One of the first steps I take when looking at a dataset is to load it into a relational database, namely PostgreSQL; in order to more easily get a feel for the shape of the information, and I’ve used core.async and the component library to do this. Whilst this post won’t be about the specifics of the ETL process itself, there are a few patterns around structuring the processes that I’ve found useful.
Parents produce, children consume.
When you’re shutting down a system when there are messages in flight, then in most cases, you’ll want to avoid dropping messages on the floor, and so at the system level, you want to shut down the producers first, then their children, their children, and so on, until you reach your pipline’s egress point. If you start your shutdown from the egress point and work backwards, then because a given producer may well be still producing information after a consumer has shut down, that information will effectively be lost. It’s also possible that the system may deadlock, depending on how your internal queues are configured.
Now, the component library gives us one main way to achieve ordering, and that’s by specifying inter-component dependencies, with the component/using function, eg:
(defn bootstrap [config]
(component/system-map
:db (database-pool (:db config))
:app (component/using
(my-lovely-application)
[:db])
:http (component/using
(make-http-server (:http config))
[:app])))
To summarize the behaviour of the component library, a system-map
represents a hash-map that represents the topology of the system, and using
associates meta-data with each component (eg: the database, or the web application and server) describing which other services it requires.

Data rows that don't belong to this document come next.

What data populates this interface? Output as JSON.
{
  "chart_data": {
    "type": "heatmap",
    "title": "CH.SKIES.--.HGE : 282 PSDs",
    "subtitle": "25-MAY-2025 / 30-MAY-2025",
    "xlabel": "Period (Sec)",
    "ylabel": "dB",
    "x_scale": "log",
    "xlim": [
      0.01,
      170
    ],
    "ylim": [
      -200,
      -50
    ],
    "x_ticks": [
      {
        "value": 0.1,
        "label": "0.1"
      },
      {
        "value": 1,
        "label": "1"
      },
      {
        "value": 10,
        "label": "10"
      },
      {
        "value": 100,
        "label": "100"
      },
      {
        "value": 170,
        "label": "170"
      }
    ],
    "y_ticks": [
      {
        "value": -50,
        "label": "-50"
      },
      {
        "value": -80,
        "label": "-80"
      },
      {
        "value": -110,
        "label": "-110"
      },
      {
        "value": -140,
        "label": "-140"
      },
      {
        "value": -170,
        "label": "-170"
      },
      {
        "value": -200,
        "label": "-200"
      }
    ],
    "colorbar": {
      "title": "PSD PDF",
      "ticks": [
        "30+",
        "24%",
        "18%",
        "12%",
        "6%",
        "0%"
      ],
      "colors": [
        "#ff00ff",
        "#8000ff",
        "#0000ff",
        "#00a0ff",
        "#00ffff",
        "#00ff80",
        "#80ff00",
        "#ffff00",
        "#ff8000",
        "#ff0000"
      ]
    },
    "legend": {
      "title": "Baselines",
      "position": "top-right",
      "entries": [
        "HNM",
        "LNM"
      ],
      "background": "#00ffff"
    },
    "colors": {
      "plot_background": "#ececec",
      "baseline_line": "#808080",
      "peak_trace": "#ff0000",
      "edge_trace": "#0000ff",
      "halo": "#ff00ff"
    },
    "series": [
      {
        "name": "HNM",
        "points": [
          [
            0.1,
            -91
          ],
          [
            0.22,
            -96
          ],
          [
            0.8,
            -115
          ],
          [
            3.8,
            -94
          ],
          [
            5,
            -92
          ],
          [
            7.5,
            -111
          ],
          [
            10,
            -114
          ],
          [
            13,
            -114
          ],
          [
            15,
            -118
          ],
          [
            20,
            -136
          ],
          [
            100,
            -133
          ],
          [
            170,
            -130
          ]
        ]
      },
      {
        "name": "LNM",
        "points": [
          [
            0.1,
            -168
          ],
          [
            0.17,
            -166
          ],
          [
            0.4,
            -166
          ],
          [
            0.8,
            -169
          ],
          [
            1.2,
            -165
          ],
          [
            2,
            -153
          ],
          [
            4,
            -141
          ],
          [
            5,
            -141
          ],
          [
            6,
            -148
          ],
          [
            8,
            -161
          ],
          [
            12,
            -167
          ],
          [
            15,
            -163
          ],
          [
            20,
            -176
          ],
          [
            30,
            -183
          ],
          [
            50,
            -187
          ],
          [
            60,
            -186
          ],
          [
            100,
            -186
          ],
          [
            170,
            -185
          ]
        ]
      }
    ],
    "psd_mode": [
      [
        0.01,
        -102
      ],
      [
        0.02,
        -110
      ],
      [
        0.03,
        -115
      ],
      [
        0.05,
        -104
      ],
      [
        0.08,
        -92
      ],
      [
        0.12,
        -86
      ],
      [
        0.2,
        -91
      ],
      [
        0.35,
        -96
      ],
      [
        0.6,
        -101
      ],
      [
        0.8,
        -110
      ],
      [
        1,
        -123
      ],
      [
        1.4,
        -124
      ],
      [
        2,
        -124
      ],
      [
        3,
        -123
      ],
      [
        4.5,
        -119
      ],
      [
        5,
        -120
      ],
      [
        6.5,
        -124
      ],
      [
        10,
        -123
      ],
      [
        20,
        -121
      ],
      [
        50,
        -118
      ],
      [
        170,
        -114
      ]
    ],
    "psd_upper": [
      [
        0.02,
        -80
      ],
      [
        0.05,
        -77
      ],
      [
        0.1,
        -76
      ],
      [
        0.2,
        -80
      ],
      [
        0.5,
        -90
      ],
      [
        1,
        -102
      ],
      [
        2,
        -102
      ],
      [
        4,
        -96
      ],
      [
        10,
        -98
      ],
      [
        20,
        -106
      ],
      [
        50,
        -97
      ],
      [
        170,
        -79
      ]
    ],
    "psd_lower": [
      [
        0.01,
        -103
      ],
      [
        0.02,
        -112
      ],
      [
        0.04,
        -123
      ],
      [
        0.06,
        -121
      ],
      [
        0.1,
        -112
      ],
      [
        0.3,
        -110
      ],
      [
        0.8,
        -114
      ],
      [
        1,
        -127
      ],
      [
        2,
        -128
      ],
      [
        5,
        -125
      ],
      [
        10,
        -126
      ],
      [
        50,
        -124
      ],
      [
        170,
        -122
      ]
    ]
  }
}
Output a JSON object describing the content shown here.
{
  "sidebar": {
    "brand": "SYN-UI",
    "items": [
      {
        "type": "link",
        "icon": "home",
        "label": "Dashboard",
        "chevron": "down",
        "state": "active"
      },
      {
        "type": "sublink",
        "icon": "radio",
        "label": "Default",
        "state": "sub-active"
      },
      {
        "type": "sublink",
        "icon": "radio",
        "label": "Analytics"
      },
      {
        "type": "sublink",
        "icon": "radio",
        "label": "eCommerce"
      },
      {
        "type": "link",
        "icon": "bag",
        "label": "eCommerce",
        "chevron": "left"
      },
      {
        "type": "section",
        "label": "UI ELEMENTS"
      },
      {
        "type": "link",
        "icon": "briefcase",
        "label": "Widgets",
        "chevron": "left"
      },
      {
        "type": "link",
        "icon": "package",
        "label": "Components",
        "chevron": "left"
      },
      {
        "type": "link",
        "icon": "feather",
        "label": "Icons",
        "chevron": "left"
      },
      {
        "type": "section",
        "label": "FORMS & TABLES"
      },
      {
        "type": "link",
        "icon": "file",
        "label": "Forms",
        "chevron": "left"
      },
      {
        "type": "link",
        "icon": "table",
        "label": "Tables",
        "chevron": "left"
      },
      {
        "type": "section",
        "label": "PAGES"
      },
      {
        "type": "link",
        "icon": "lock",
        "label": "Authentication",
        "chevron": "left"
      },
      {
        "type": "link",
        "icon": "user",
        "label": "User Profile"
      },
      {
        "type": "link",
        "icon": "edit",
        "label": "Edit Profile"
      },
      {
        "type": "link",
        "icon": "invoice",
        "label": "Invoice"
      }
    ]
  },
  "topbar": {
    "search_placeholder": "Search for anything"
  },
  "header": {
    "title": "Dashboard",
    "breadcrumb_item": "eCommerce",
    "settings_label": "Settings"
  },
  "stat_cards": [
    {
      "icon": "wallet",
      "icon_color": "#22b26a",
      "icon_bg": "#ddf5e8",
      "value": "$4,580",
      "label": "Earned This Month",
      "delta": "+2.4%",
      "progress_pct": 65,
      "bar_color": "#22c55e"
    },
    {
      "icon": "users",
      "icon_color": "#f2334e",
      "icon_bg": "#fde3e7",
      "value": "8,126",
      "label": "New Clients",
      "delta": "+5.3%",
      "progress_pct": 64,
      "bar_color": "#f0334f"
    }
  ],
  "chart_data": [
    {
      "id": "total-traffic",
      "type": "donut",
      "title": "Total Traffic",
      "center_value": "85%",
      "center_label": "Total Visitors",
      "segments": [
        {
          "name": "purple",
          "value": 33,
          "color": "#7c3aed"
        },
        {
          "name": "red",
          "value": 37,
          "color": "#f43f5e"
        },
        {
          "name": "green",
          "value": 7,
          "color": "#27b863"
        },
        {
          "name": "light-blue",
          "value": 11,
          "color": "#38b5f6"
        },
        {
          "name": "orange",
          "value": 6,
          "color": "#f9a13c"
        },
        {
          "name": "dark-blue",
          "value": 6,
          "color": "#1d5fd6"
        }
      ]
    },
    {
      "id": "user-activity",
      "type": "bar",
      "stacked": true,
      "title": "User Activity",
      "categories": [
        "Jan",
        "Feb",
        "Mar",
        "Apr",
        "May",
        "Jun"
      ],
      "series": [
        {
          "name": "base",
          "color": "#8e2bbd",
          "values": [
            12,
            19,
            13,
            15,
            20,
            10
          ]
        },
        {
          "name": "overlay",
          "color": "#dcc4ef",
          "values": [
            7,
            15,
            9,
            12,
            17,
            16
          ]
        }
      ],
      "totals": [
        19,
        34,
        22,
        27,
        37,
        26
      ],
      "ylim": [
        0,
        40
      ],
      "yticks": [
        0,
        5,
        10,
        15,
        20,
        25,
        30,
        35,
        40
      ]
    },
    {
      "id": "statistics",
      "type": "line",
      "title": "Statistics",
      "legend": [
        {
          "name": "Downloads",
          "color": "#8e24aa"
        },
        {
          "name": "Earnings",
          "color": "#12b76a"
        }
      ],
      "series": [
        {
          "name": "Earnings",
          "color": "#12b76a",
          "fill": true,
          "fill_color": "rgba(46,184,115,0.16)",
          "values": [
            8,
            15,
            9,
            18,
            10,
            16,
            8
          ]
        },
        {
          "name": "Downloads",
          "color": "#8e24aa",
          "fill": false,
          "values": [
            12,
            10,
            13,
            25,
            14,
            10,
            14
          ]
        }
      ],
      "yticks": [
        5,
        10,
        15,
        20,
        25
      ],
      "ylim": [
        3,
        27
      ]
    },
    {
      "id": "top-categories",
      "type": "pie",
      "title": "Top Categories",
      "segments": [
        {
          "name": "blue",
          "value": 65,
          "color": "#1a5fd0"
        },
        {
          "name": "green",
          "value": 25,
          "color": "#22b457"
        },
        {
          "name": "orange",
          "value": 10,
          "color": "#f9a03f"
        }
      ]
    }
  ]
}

So in this case, the application queries the database, and the http-server requires an application to service requests.
However, in this case, we can think of the web-server being a producer of events (http requests), that are “consumed” (responded to) by the web server. So, logically, if you shut down the application and/or database before the http server, then you’ll have a service which likely isn’t actually able to service requests, and at best will return 500 Internal server errors. To avoid this, we need to shut-down and drain the incoming requests before shutting down the application.
Fully draining inputs.
When I’m using core.async in a pipeline, I associate one or more core.async processes (or go-routine, if you prefer) with each component to actually do the work.
When you shut down a system in the above manner, however, you need to ensure that each component within the system has actually fully processed it’s input before you shut down any components downstream from it. It’s easy enough to construct a fresh input channel when the component starts, and close it when the component is stopped. However, with the default core.async channels, it’s not generally possible to inspect the buffer to check whether it has been fully drained or not.
However, when you start a go-routine (or thread) in core.async, you are returned a channel which represents the value returned from the body of the go-routine when it completes. So, we can stash a reference to this channel within the component state, and use that to determine when this component is fully done. For example:
(def consumer-loop [ingress-ch]
(go-loop []
(when-let [msg (<! ingress-ch)]
(do-something-exciting-with msg)
(loop))))
(defrecord MyBatConsumer [ingress-ch proc-ch]
component/Lifecycle
(start [self]
(let [ingress-ch (chan)
p (consumer-loop ingress-ch)]
(assoc self :ingress-ch ingress-ch :proc-ch p)))
(stop [self]
(close! ingress-ch)
(<!! proc-ch)
(assoc self :ingress-ch nil :proc-ch nil)))
As you can see, we do a blocking wait on the channel returned by consumer-loop
when we shut down. Granted, this is a proof of concept; in fully production-ready code, you’ll need to allow for the risk of the component failing, and timing-out on shut down.